Dad always hated girl singers-- it was a bias brought about by the sheer number of literal divas that he ended up working with when he was off with The Band. You know how, in movies and whatever, the diva stereotypes always whine and bicker with the musicians? Well, if there happens to be two divas in the same ensemble they clash like bitchy titans. My father was a complete diva so he hated to deal with the ladies. He preferred for the ladies to be fighting over him with slavering lust and not with him. He needed control over The Band or he'd lose his shit for all to see. And, by the grace of Beelzebub, he'd come home to my mother and I to bitch and whine about how awful it was to deal with That Girl Singer.
Oh woe is me! She just had to have us play that awful Supremes song! She kept hitting bad notes! How hard is singing on it's own? I sing and play my guitar and I am far superior to her smoke damaged, cracking pipes!
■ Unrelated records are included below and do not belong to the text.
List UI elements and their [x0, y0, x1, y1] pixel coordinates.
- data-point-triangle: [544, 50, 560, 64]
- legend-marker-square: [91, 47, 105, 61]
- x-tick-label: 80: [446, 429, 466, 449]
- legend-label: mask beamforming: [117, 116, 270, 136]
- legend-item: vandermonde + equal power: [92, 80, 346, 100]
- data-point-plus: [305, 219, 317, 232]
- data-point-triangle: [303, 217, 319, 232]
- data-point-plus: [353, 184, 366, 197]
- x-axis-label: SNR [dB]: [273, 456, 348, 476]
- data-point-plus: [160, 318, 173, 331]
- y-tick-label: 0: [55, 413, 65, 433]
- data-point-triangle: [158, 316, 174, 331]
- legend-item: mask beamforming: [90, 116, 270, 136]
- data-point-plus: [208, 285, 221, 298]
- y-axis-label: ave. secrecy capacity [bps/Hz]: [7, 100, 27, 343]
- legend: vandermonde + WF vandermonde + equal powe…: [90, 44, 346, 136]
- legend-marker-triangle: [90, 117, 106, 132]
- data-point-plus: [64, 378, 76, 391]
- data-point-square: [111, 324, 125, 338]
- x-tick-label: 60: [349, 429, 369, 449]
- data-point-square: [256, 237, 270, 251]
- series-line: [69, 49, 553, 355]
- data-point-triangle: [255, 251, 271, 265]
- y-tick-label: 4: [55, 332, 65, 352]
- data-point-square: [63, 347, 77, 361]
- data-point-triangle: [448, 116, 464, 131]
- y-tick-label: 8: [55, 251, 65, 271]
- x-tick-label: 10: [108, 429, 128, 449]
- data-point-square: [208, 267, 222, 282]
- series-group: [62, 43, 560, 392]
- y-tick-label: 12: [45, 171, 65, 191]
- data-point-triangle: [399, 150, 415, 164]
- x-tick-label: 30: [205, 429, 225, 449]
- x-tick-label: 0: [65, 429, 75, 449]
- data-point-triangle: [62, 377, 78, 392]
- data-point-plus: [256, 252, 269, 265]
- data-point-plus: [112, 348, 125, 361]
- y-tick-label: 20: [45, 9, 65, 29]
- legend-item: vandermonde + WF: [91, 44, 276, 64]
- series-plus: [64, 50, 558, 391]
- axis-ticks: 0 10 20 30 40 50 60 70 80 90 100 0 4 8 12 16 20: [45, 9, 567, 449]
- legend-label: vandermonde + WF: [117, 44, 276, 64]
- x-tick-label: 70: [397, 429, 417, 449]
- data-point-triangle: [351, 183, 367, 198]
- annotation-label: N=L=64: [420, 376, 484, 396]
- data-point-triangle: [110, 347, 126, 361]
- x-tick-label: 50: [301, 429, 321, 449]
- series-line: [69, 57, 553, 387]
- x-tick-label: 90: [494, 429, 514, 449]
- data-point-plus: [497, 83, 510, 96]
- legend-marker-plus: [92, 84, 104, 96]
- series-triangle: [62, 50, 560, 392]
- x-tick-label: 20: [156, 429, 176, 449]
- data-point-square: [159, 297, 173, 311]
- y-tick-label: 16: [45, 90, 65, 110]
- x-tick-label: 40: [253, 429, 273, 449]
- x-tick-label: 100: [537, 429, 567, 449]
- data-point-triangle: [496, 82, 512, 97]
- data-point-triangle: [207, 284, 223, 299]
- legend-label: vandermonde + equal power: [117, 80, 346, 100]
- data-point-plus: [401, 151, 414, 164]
Call the Waaaah-mbulance, dad.
I haven't played my guitar in several months so I was surprised to learn that I remembered almost all of the chord fingerings like I'd played yesterday. And I was able to sing along without tripping over my strumming. I hit some rhythmic snags but I've always been kinda bad at keeping a steady rhythm so it's not a big deal, it just requires more time with ol' Thorn.
My guitar aside, I've been biting at the bit to create another blog. I hate introductions so that's all you're getting.